I still can’t consistently call my brother by his full name. He grew up with a diminutive, and though I’m the only one of the family of origin still left, I just can’t seem to call him by the given name he prefers as an adult. I’m not being rude. That’s who he is to me.

Weirdly I think everyone calls my brother the equivalent of Bill vs William, but his wife calls him Billy. To me Billy is a kid’s name, not a grownup’s name. I don’t know if he cares one way or another.

My H introduced himself to me by his full name, so that is what I called him. I later found out that his entire family called him by a nickname, as in Bill for William. I’m sure they ascribed it to what they viewed as my general east coast pinko commie intellectual snobbery. =))

My sister on the other hand decided at some point that she wanted to be called by her full name, rather than the nickname we had always used. The family just can’t do it. :slight_smile: Her friends do. She doesn’t seem to mind, or perhaps she is just resigned, LOL.

ETA: I think this sort of thing is usually minor compared to the sensitivity of a trans person on the subject. Its about how they are in relation to the whole world at a very deep level.

“You” is both singular and plural. It works. Occasionally it is ambiguous. Ditto for the evolving usage of “they,” which is where I think our common usage is headed.

Those of us who are bugged by the use of a formerly singular pronoun to also mean plural, will eventually die out or get used to it.

Language does evolve and pretty rapidly at that. The Gay 90’s were not so long ago.

Who doesn’t understand “ppl” “B4” or “ur”? Though only used informally now, perhaps they will become accepted usage in the future, along with “they” as a singular pronoun.

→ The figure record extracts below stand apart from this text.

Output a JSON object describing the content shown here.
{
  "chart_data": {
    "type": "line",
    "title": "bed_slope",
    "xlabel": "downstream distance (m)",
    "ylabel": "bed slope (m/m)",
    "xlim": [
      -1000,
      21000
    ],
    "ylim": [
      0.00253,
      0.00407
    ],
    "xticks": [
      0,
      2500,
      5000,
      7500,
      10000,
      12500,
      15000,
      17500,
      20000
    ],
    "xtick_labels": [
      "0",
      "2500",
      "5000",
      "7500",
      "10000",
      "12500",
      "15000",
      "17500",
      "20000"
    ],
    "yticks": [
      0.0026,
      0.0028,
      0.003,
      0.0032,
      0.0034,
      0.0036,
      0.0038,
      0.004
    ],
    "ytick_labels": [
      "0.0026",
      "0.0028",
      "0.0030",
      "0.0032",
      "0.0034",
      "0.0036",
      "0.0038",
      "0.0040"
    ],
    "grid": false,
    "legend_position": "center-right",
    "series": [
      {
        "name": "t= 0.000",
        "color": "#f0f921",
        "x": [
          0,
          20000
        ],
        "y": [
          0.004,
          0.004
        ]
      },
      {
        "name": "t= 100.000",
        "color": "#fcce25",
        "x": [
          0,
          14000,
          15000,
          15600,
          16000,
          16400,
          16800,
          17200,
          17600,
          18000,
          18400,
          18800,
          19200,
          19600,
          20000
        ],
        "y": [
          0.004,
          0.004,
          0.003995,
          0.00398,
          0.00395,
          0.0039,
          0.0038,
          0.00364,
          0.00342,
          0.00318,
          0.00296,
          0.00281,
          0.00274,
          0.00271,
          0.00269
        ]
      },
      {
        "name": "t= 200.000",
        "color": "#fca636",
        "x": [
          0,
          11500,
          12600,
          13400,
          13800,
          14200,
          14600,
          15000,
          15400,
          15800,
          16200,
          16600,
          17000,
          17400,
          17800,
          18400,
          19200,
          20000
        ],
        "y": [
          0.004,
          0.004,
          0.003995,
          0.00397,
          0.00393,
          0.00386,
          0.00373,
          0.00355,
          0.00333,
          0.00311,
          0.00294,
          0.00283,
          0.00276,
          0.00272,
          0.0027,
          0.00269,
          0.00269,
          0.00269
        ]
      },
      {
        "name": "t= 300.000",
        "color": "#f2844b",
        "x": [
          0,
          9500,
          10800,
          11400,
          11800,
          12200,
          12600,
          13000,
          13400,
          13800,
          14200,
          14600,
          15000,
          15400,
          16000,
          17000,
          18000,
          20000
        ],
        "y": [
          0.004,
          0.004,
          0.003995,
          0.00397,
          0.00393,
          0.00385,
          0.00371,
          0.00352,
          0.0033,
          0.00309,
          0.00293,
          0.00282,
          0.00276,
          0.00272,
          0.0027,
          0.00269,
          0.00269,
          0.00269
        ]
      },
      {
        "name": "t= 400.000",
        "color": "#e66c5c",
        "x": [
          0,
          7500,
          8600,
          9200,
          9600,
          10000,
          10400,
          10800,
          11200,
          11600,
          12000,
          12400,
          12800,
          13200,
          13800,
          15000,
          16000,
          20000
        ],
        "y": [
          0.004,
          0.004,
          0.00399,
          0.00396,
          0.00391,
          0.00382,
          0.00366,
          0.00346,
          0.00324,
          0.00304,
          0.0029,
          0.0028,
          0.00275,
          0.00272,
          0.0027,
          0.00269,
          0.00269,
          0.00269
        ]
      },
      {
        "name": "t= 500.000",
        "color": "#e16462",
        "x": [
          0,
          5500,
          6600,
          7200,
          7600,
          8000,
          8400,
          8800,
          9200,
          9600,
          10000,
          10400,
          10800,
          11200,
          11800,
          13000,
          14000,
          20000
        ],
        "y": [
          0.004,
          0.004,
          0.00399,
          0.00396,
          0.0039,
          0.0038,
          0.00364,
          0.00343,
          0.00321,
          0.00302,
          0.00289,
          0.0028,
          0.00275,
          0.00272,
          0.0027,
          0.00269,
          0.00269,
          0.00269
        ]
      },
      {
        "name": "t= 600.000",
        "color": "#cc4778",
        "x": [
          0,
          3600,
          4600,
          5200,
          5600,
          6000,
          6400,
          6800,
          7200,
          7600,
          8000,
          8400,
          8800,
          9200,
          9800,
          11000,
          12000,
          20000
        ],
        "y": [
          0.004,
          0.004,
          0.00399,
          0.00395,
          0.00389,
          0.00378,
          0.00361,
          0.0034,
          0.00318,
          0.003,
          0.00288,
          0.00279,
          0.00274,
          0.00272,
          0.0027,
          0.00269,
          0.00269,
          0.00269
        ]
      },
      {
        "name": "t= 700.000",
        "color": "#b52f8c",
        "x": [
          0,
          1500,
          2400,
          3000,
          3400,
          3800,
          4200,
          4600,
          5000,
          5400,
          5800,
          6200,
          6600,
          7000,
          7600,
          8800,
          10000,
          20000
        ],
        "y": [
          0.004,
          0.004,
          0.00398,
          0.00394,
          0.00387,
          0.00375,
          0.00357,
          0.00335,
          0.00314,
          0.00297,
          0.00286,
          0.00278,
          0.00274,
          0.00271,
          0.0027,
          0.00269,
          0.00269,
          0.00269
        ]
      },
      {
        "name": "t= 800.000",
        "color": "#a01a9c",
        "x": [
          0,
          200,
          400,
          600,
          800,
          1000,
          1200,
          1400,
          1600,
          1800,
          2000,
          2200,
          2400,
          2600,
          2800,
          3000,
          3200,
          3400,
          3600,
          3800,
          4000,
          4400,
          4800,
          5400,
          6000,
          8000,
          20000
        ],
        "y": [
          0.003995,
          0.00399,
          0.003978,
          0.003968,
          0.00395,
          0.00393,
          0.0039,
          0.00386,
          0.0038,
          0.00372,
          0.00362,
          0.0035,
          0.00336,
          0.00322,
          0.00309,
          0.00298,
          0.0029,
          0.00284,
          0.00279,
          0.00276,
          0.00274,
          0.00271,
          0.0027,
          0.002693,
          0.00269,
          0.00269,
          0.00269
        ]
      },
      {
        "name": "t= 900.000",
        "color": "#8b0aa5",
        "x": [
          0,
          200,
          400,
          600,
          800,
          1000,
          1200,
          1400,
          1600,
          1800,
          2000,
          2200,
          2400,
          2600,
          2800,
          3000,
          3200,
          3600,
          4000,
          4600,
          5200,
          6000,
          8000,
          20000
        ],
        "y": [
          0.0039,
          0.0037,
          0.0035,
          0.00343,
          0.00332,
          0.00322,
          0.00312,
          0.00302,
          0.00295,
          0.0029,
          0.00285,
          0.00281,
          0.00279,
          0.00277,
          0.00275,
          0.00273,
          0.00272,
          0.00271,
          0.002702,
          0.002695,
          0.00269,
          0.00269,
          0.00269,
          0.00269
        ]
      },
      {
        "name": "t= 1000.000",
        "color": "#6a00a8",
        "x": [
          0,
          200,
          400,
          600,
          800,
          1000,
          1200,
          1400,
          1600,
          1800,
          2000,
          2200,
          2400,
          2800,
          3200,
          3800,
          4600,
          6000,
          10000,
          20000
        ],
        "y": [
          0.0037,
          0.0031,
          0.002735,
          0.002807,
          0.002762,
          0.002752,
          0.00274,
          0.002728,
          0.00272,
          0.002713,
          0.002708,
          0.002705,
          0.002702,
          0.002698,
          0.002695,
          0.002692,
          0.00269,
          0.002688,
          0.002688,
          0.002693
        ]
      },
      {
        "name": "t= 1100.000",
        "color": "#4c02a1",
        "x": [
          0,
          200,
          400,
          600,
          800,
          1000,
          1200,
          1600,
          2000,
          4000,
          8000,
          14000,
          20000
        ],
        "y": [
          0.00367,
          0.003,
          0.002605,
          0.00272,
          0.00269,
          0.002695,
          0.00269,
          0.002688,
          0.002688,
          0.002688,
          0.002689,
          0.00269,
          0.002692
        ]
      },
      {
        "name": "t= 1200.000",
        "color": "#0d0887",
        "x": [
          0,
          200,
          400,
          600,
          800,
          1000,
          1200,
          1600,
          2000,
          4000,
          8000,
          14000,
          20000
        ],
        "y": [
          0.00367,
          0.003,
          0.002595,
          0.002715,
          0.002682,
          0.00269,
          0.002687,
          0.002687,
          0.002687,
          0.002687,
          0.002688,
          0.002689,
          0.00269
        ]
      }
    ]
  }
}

The subjective pronouns are: I, you, he, she, it, we, they, what, who.

So, one can prefer to be ‘who’ as in ‘who’s on first’.

Or…a who in Whosville.

Happy to call you whatever who would like to be called. I’d be happy if 50% of the folks I encounter could remember and pronounce my first name. If they can’t, oh well, life goes on.

I predict it will never be politically incorrect to identify as a male or female. Less than 3% of the population if that does not identify with one or the other genders whether or not it is their birth gender. Not allowing children to identify with either gender or trying to raise them to in an androgenous environment sounds like a precursor to a lot of emotional issues down the road in my opinion.

Very interesting article in the Atlantic…

https://www.theatlantic.com/magazine/archive/2018/07/when-a-child-says-shes-trans/561749/

It was merely illustrative of how impossible it seems to change a family dynamic/identity, especially after decades.

I think the underlying point is why colleges feel a need to focus on that subset of the population during orientation. It is highly likely that far larger subsets of native Chinese or Spanish speakers are in the audience, but speakers don’t open their discussions in those languages. At my kid’s school, the only place one would begin such a discussion that way would be in LGBTQ group meetings. Similarly, I expect the international club might open in various dialects. But in the general orientation, no.